Wednesday’s news conference at the Bavarian Ministry of Education and Cultural Affairs announcing plans for the memorial took place a day before a ceremony in Israel marking the 41st anniversary of the attack by the Palestinian terrorist group Black September.
The planned hall of remembrance is slated to be built near the site that housed the games and will cost 1.7 million euros (approximately $2.25 million). It will allow visitors to learn about the events and the victims — 11 Israeli athletes and coaches along with the police officer — as well as to view the site of the the failed rescue attempt at the Furstenfeldbruck airfield. Ultimately the airport’s tower will be included in the memorial.
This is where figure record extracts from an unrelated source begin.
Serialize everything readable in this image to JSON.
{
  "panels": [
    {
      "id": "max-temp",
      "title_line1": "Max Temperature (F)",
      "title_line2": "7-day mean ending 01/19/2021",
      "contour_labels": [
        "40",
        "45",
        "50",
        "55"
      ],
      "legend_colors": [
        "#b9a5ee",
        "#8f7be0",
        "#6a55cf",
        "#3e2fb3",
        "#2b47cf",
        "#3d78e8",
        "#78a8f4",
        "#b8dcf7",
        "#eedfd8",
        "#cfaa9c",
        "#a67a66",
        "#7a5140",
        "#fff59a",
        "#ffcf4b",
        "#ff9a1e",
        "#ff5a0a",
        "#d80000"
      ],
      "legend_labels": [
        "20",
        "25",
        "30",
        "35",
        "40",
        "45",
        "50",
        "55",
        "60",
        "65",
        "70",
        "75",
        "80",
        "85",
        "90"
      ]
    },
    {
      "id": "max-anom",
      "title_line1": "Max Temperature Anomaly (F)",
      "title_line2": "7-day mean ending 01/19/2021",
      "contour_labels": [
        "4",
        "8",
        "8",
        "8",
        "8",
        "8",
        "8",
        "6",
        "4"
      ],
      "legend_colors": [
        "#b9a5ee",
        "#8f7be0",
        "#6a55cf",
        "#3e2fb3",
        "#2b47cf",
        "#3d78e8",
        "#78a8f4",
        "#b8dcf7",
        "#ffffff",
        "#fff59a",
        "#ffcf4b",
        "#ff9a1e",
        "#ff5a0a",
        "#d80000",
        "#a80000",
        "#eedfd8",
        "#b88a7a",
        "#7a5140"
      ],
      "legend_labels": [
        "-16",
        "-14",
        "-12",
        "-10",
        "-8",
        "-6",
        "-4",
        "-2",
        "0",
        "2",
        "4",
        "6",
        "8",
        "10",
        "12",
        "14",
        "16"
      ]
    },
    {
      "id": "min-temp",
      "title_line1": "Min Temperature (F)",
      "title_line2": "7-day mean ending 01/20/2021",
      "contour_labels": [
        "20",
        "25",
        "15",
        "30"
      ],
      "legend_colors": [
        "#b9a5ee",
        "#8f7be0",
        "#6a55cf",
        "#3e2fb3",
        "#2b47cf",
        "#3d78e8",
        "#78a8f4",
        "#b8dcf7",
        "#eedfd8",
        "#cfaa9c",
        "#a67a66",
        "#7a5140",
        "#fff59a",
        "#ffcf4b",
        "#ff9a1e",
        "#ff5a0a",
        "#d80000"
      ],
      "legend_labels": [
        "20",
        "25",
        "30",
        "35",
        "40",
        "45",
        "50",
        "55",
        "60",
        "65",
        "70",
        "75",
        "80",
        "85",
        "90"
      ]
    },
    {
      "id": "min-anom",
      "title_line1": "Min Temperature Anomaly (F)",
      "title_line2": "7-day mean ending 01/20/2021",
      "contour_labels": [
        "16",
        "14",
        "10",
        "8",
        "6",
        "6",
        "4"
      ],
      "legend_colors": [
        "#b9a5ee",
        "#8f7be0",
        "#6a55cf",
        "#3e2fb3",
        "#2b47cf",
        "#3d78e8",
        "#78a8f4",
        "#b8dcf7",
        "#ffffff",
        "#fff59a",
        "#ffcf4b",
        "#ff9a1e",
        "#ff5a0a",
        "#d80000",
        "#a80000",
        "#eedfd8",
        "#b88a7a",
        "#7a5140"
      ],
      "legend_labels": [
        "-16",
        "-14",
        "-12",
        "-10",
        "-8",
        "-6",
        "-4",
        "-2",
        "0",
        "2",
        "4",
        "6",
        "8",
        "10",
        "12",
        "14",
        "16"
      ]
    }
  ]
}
The memorial is scheduled to be completed by 2016.
“We must not forget the victims,“ Bavarian Minister of Education and Cultural Affairs Ludwig Spaenle said at the news conference.
The memorial was designed by a team under the auspices of the ministry in consultation with relatives of the victims, the consul general of Israel, experts from the concentration camp memorial at Flossenburg, the Jewish Museum in Munich and the Bavarian State Ministry for Political Education.
Spaenle said it also will attempt to address questions about the impact of the attack and the importance of remembrance.
According to a statement from Spaenle’s office, Israeli Foreign Ministry department manager for Western Europe Ilan Ben Dov called the 1972 attack “a trauma for my entire generation.”
“Every Israeli group that comes to Germany as part of a youth exchange and educational cooperation should visit this site,” Ben Dov said in the statement.
As the ceremony in Israel coincides with the Jewish New Year, representatives of Germany’s Jewish community will not be able to attend. But Charlotte Knobloch, head of the Bavarian Jewish community and of its Munich branch, issued a statement on Wednesday praising the memorial effort and the importance of remembering an “attack on all proponents of open, liberal and democratic society.”
Naming all the victims, Knobloch also thanked the state of Bavaria and Germany as a whole for “their recent efforts to ensure a transparent explanation of the events of 1972 and to answer the last remaining questions from family members and Israeli authorities, in cooperation with them.”